Et ce sont surtout les salariés du secteur privé qui paieront le prix fort d’un éventuel cataclysme économique…
C’est partout pareil dans le monde. Il suffit de suivre ce qui se passe sur le plan international pour le comprendre. Prions pour que le pays ne soit pas frappé par une seconde vague de la Covid-19 car un nouveau confinement sera catastrophique pour le pays. Comparé aux fonctionnaires, les salariés du secteur privé ont payé un lourd tribut à la Covid-19. On parle même de l’appauvrissement de la classe moyenne.

Une situation qui risque d’impacter gravement sur le social…
Des signes d’un mécontentement populaire sont déjà visibles et le gouvernement doit au plus vite prendre des mesures pour assainir la situation avant qu’il ne soit trop tard. Il doit renouveler le dialogue avec la classe syndicale et la société civile comme prônée par l’Organisation Internationale du Travail (OIT)

Pour en revenir aux relations industrielles, il y a aussi la Contribution Sociale Généralisée (CSG), qui suscite actuellement une polémique tant au niveau patronal que chez les syndicats…
J’estime que la CSG est discriminatoire dans sa forme actuelle. Toute réforme devrait en principe améliorer une situation existante, or ce n’est pas le cas avec la CSG. Je souhaite que le gouvernement revoie sa copie.

Mais une réforme du Fonds National de Pension était nécessaire…
Je le concède. Mais était-il nécessaire de démanteler le Fonds National de Pension où les employés du secteur privé ont contribué pendant des années ? Au lieu d’imposer la CSG, objet de tous les mécontentements, le gouvernement aurait pu venir avec une refonte en profondeur du Fonds National de Pension afin de garantir une pension contributive plus décente aux salariés du secteur privé à l’âge de la retraite. Cela dit, le gouvernement aurait dû abolir le plafond du Fonds National de Pension qui restreint la pension contributive à un certain niveau.

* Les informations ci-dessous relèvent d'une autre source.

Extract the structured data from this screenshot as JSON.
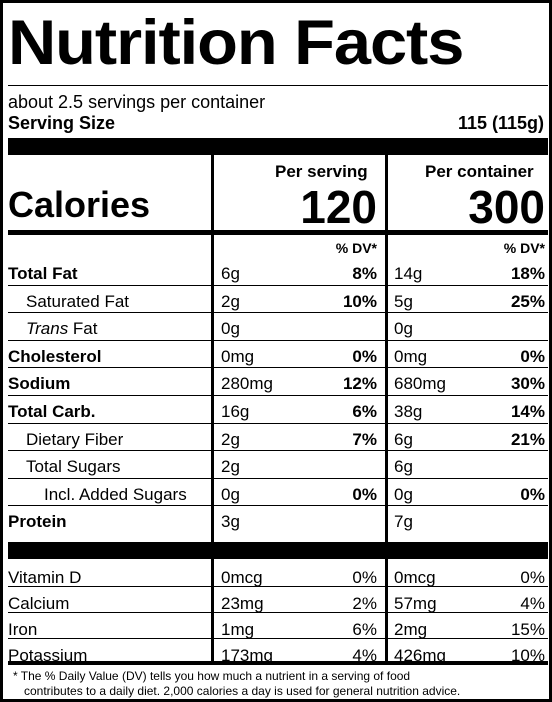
{
  "label": {
    "title": "Nutrition Facts",
    "servings": "about 2.5 servings per container",
    "serving_size_label": "Serving Size",
    "serving_size_value": "115 (115g)"
  },
  "calories": {
    "label": "Calories",
    "per_serving_header": "Per serving",
    "per_container_header": "Per container",
    "per_serving_value": "120",
    "per_container_value": "300",
    "dv_header": "% DV*"
  },
  "nutrients": [
    {
      "name": "Total Fat",
      "bold": true,
      "italic_prefix": "",
      "serving_amt": "6g",
      "serving_dv": "8%",
      "container_amt": "14g",
      "container_dv": "18%"
    },
    {
      "name": "Saturated Fat",
      "bold": false,
      "italic_prefix": "",
      "serving_amt": "2g",
      "serving_dv": "10%",
      "container_amt": "5g",
      "container_dv": "25%"
    },
    {
      "name": " Fat",
      "bold": false,
      "italic_prefix": "Trans",
      "serving_amt": "0g",
      "serving_dv": "",
      "container_amt": "0g",
      "container_dv": ""
    },
    {
      "name": "Cholesterol",
      "bold": true,
      "italic_prefix": "",
      "serving_amt": "0mg",
      "serving_dv": "0%",
      "container_amt": "0mg",
      "container_dv": "0%"
    },
    {
      "name": "Sodium",
      "bold": true,
      "italic_prefix": "",
      "serving_amt": "280mg",
      "serving_dv": "12%",
      "container_amt": "680mg",
      "container_dv": "30%"
    },
    {
      "name": "Total Carb.",
      "bold": true,
      "italic_prefix": "",
      "serving_amt": "16g",
      "serving_dv": "6%",
      "container_amt": "38g",
      "container_dv": "14%"
    },
    {
      "name": "Dietary Fiber",
      "bold": false,
      "italic_prefix": "",
      "serving_amt": "2g",
      "serving_dv": "7%",
      "container_amt": "6g",
      "container_dv": "21%"
    },
    {
      "name": "Total Sugars",
      "bold": false,
      "italic_prefix": "",
      "serving_amt": "2g",
      "serving_dv": "",
      "container_amt": "6g",
      "container_dv": ""
    },
    {
      "name": "Incl. Added Sugars",
      "bold": false,
      "italic_prefix": "",
      "serving_amt": "0g",
      "serving_dv": "0%",
      "container_amt": "0g",
      "container_dv": "0%"
    },
    {
      "name": "Protein",
      "bold": true,
      "italic_prefix": "",
      "serving_amt": "3g",
      "serving_dv": "",
      "container_amt": "7g",
      "container_dv": ""
    }
  ],
  "vitamins": [
    {
      "name": "Vitamin D",
      "serving_amt": "0mcg",
      "serving_dv": "0%",
      "container_amt": "0mcg",
      "container_dv": "0%"
    },
    {
      "name": "Calcium",
      "serving_amt": "23mg",
      "serving_dv": "2%",
      "container_amt": "57mg",
      "container_dv": "4%"
    },
    {
      "name": "Iron",
      "serving_amt": "1mg",
      "serving_dv": "6%",
      "container_amt": "2mg",
      "container_dv": "15%"
    },
    {
      "name": "Potassium",
      "serving_amt": "173mg",
      "serving_dv": "4%",
      "container_amt": "426mg",
      "container_dv": "10%"
    }
  ],
  "footnote": {
    "line1": "* The % Daily Value (DV) tells you how much a nutrient in a serving of food",
    "line2": "contributes to a daily diet. 2,000 calories a day is used for general nutrition advice."
  }
}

En ce faisant, le gouvernement aurait eu le mérite de réduire le fossé entre la pension des fonctionnaires et celle des salariés du secteur privé. J’espère bien me tromper en disant que la CSG est le précurseur du démantèlement de l’État providence qui est à la base même du progrès social dans le pays. Il est à craindre qu’à travers la CSG, les Mauriciens contribuent désormais pour leur pension de vieillesse.

Vous craignez le pire pour le pays ?
Oui, tant au niveau de l’économie que pour l’avenir des travailleurs, en particulier ceux du secteur privé.